Q. Why are very POOR PEOPLE instinctively AVERSE to VENTILATION ?
A. 1st—Because ventilation increases the oxygen of the air—the combustion of food and the cravings of appetite : and
2dly—Ventilation cools the air of our rooms : to poor people, therefore, who are ill-clad, the warmth of an ill-ventilated apartment is agreeable.

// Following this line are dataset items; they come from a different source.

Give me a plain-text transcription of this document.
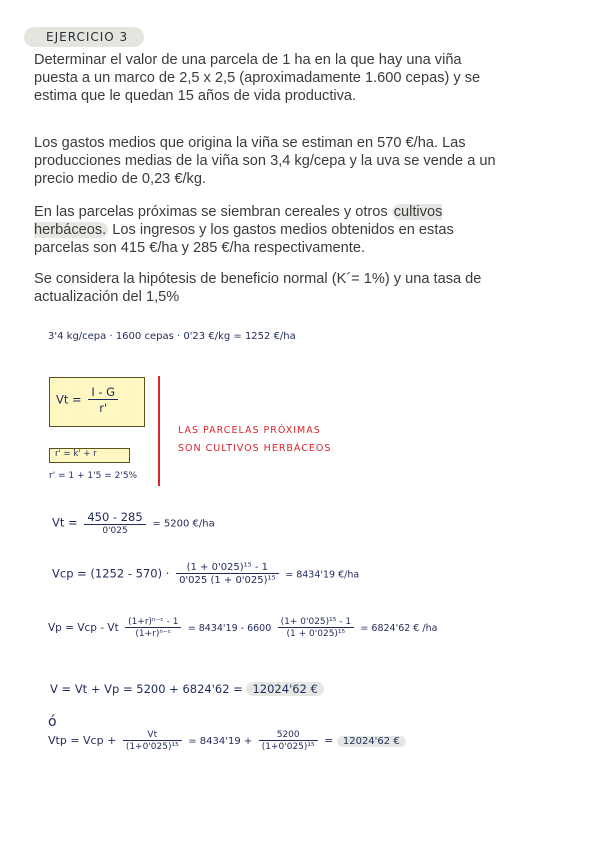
EJERCICIO 3

Determinar el valor de una parcela de 1 ha en la que hay una viña puesta a un marco de 2,5 x 2,5 (aproximadamente 1.600 cepas) y se estima que le quedan 15 años de vida productiva.

Los gastos medios que origina la viña se estiman en 570 €/ha. Las producciones medias de la viña son 3,4 kg/cepa y la uva se vende a un precio medio de 0,23 €/kg.

En las parcelas próximas se siembran cereales y otros cultivos herbáceos. Los ingresos y los gastos medios obtenidos en estas parcelas son 415 €/ha y 285 €/ha respectivamente.

Se considera la hipótesis de beneficio normal (K´= 1%) y una tasa de actualización del 1,5%

3'4 kg/cepa · 1600 cepas · 0'23 €/kg = 1252 €/ha
$Vt = \frac{I - G}{r'}$
r' = k' + r
r' = 1 + 1'5 = 2'5%
LAS PARCELAS PRÓXIMAS
SON CULTIVOS HERBÁCEOS
$Vt = \frac{450 - 285}{0'025} = 5200$ €/ha
Vcp = $(1252 - 570) \cdot \frac{\text{(1 + 0'025)¹⁵ - 1}}{\text{0'025 (1 + 0'025)¹⁵}} = 8434'19$ €/ha
Vp = Vcp - Vt $\frac{\text{(1+r)ⁿ⁻ᶜ - 1}}{\text{(1+r)ⁿ⁻ᶜ}} = 8434'19 - 6600 \frac{\text{(1+ 0'025)¹⁵ - 1}}{\text{(1 + 0'025)¹⁵}} = 6824'62$ € /ha
V = Vt + Vp = 5200 + 6824'62 = 12024'62 €
ó
Vtp = Vcp + $\frac{Vt}{\text{(1+0'025)¹⁵}} = 8434'19 + \frac{5200}{\text{(1+0'025)¹⁵}} = 12024'62$ €
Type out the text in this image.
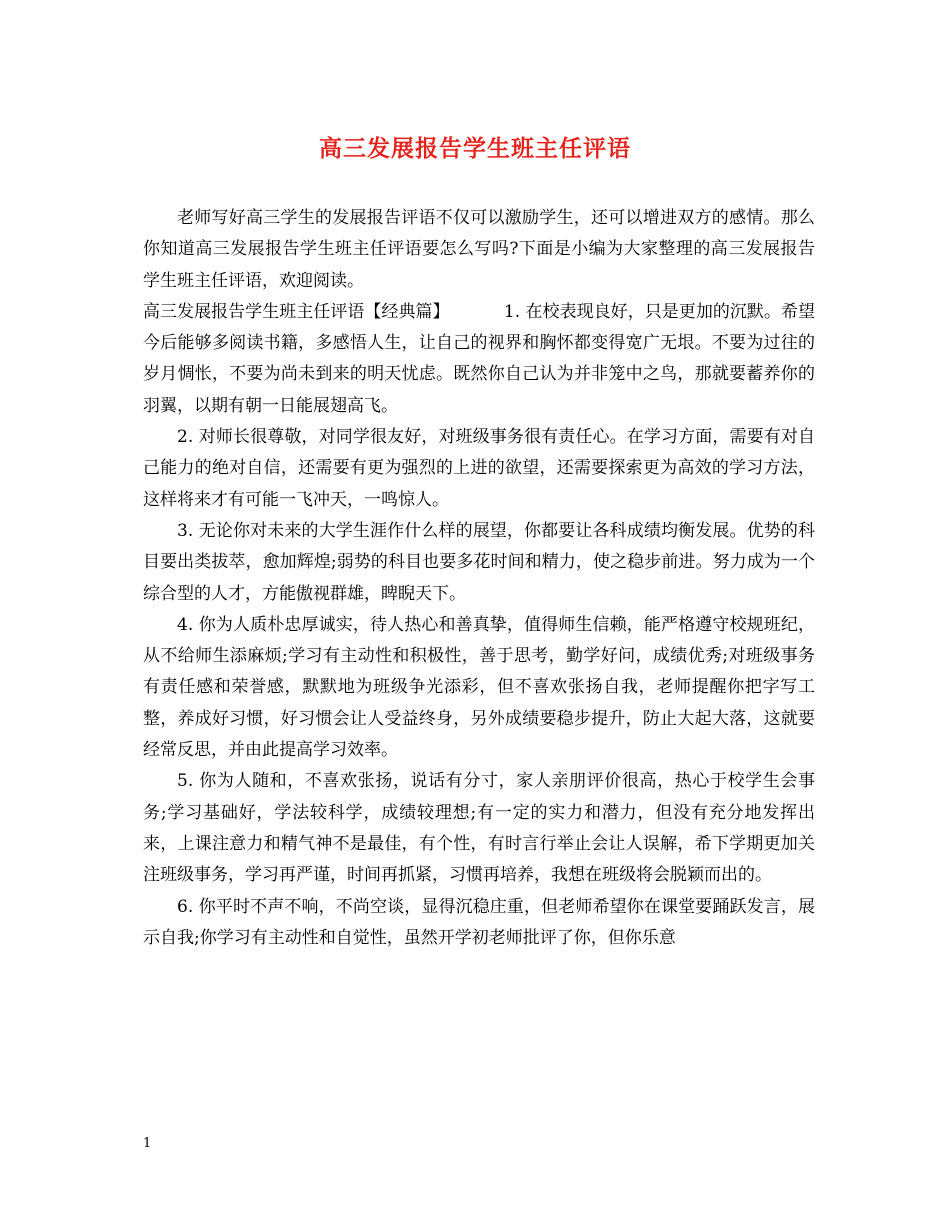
高三发展报告学生班主任评语

老师写好高三学生的发展报告评语不仅可以激励学生，还可以增进双方的感情。那么你知道高三发展报告学生班主任评语要怎么写吗?下面是小编为大家整理的高三发展报告学生班主任评语，欢迎阅读。

高三发展报告学生班主任评语【经典篇】	1. 在校表现良好，只是更加的沉默。希望今后能够多阅读书籍，多感悟人生，让自己的视界和胸怀都变得宽广无垠。不要为过往的岁月惆怅，不要为尚未到来的明天忧虑。既然你自己认为并非笼中之鸟，那就要蓄养你的羽翼，以期有朝一日能展翅高飞。

2. 对师长很尊敬，对同学很友好，对班级事务很有责任心。在学习方面，需要有对自己能力的绝对自信，还需要有更为强烈的上进的欲望，还需要探索更为高效的学习方法，这样将来才有可能一飞冲天，一鸣惊人。

3. 无论你对未来的大学生涯作什么样的展望，你都要让各科成绩均衡发展。优势的科目要出类拔萃，愈加辉煌;弱势的科目也要多花时间和精力，使之稳步前进。努力成为一个综合型的人才，方能傲视群雄，睥睨天下。

4. 你为人质朴忠厚诚实，待人热心和善真挚，值得师生信赖，能严格遵守校规班纪，从不给师生添麻烦;学习有主动性和积极性，善于思考，勤学好问，成绩优秀;对班级事务有责任感和荣誉感，默默地为班级争光添彩，但不喜欢张扬自我，老师提醒你把字写工整，养成好习惯，好习惯会让人受益终身，另外成绩要稳步提升，防止大起大落，这就要经常反思，并由此提高学习效率。

5. 你为人随和，不喜欢张扬，说话有分寸，家人亲朋评价很高，热心于校学生会事务;学习基础好，学法较科学，成绩较理想;有一定的实力和潜力，但没有充分地发挥出来，上课注意力和精气神不是最佳，有个性，有时言行举止会让人误解，希下学期更加关注班级事务，学习再严谨，时间再抓紧，习惯再培养，我想在班级将会脱颖而出的。

6. 你平时不声不响，不尚空谈，显得沉稳庄重，但老师希望你在课堂要踊跃发言，展示自我;你学习有主动性和自觉性，虽然开学初老师批评了你，但你乐意

1
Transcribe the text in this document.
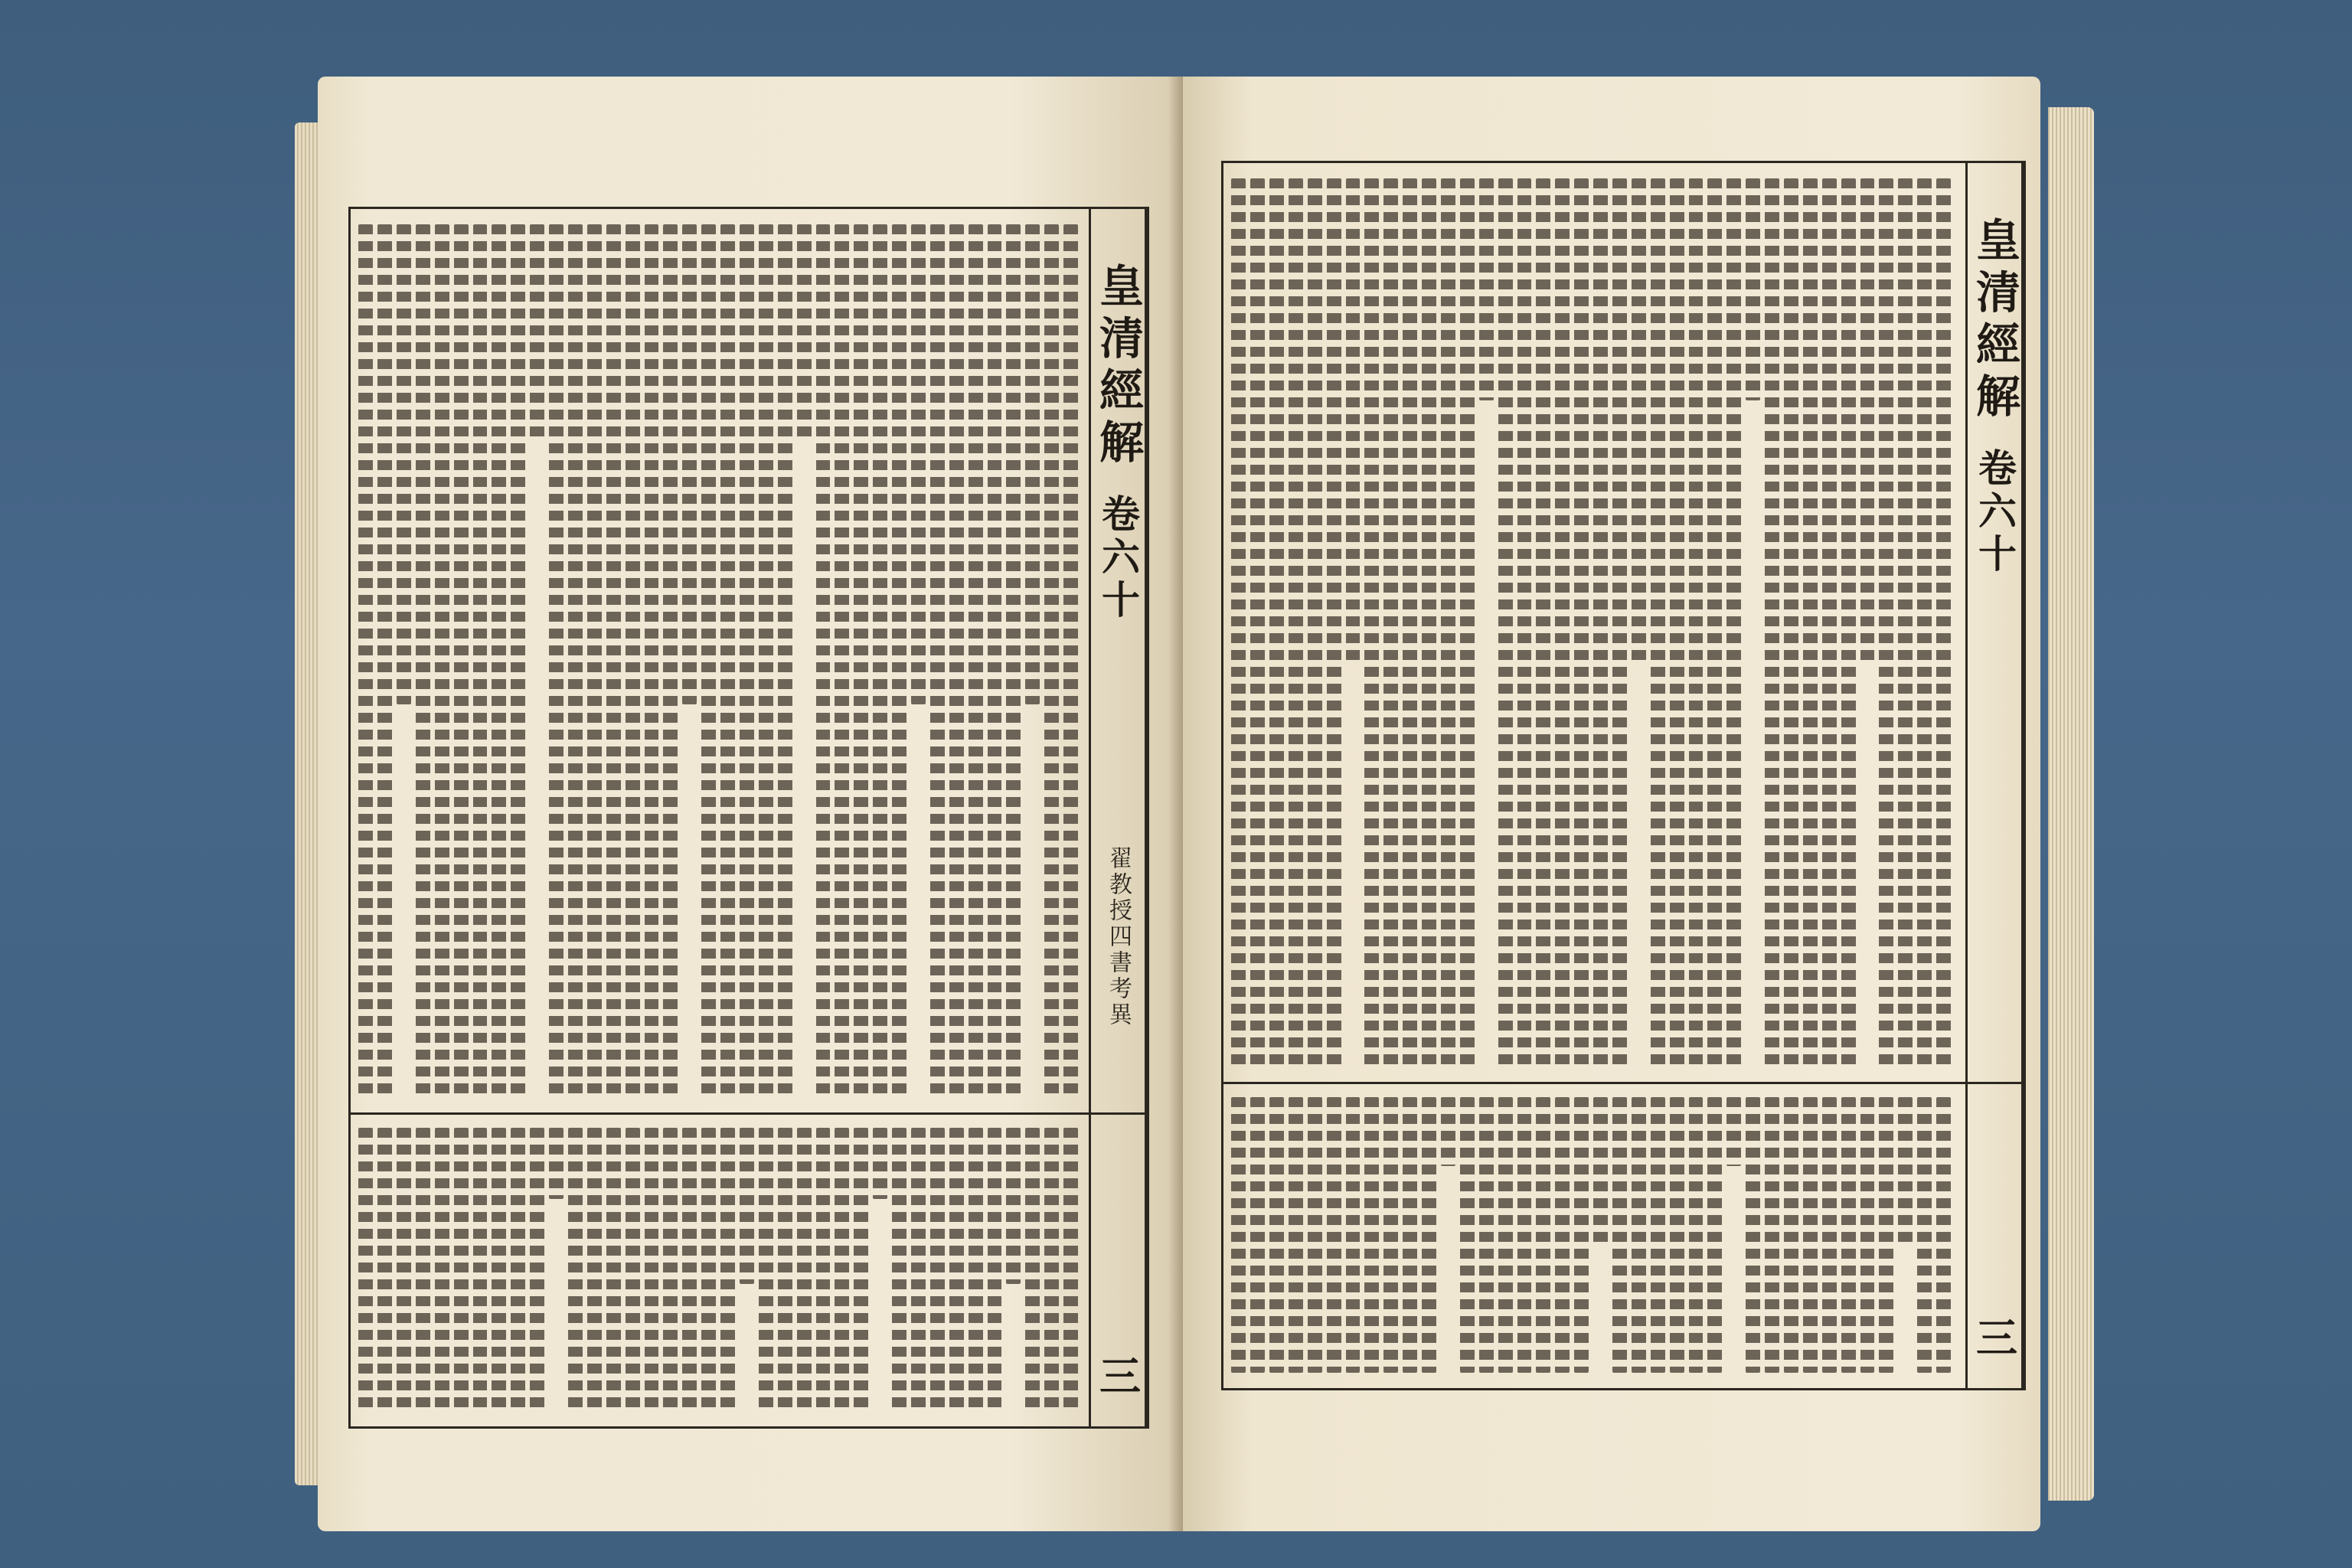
皇清經解
卷六十
翟教授四書考異
三
皇清經解
卷六十
三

In paraphrasing his source-text near the end of “Poor Man’s Pudding,” Melville has disregarded the first part of Dr. Brewer’s answer. Instead of bothering about scientific processes of oxygenation and combustion, Melville keys on the second part, about ventilation. As the latter part of the answer in Familiar Science #1115 explains, “poor people” without adequate clothing to wear actually prefer rooms without good air circulation for their relative warmth, in contrast to rooms that are better ventilated and therefore colder.
FAMILIAR SCIENCE #1115
Ventilation cools the air of our rooms :
MELVILLE
The air which ventilates, likewise cools.
Melville’s rewrite turns Brewer’s word ventilation into a verb, making the grammar of “ventilates” parallel to that of “cools.” Both the original and Melville’s rewrite have the word cools in italics.
The rest of the paraphrase features another parallelism created through revision of Melville’s source-text. Melville copied “ill-ventilated” from his source in Brewer’s Guide page 93 or Familiar Science #1115, and added “well-ventilated” to yield contrasting, parallel descriptors. He strengthened the parallelism through antithesis by copying the noun “warmth” and adding “cold” to sharpen the contrast in fresh, perfectly parallel phrases: “ill-ventilated warmth” vs. “well-ventilated cold.”
FAMILIAR SCIENCE #1115
… to poor people, therefore, who are ill-clad, the warmth of an ill-ventilated apartment is agreeable.
MELVILLE
And to any shiverer, ill-ventilated warmth is better than well-ventilated cold.
Another addition is the figure of “any shiverer,” one of the best changes Melville made to his source-text in some version of Dr. Brewer’s handy guidebook of popular science. When creatively rewriting source material, Melville often gravitates to the concrete and personal. In this case, where his source generalized about the predicament of “ill-clad” poor people. Melville individualizes the point of view, changing the perspective from that of “poor people” in the abstract to that of “any shiverer.” At the same, the construction invites empathy by appealing to a relatable experience of common humanity. In the image of “any shiverer,” Melville has visualized how any person, not excluding any reader, might feel and act in a cold apartment, with no winter clothes.
Poor Man’s Pudding,” was probably composed in late 1853 or early 1854 according to Merton M. Sealts, Jr. in his “Chronology of the Short Fiction,” Pursuing Melville, 1940-1980 (Madison: University of Wisconsin Press, 1982) pages 221-231 at 228; incorporated in The Piazza Tales and Other Prose Pieces, 1839-1860, ed. Harrison Hayford, Alma A. MacDougall, G. Thomas Tanselle, and others (Evanston and Chicago: Northwestern University Press and the Newberry Library, 1987) page 493. “The Lightning-Rod Man” was first published in Putnam’s for August 1854, two months after “Poor Man’s Pudding” appeared in Harper’s magazine.
Historian Bernard Lightman calls Brewer’s well-received guidebook a “scientific catechism” in Victorian Popularizers of Science: Designing Nature for New Audiences (Chicago and London: University of Chicago Press, 2007) page 67.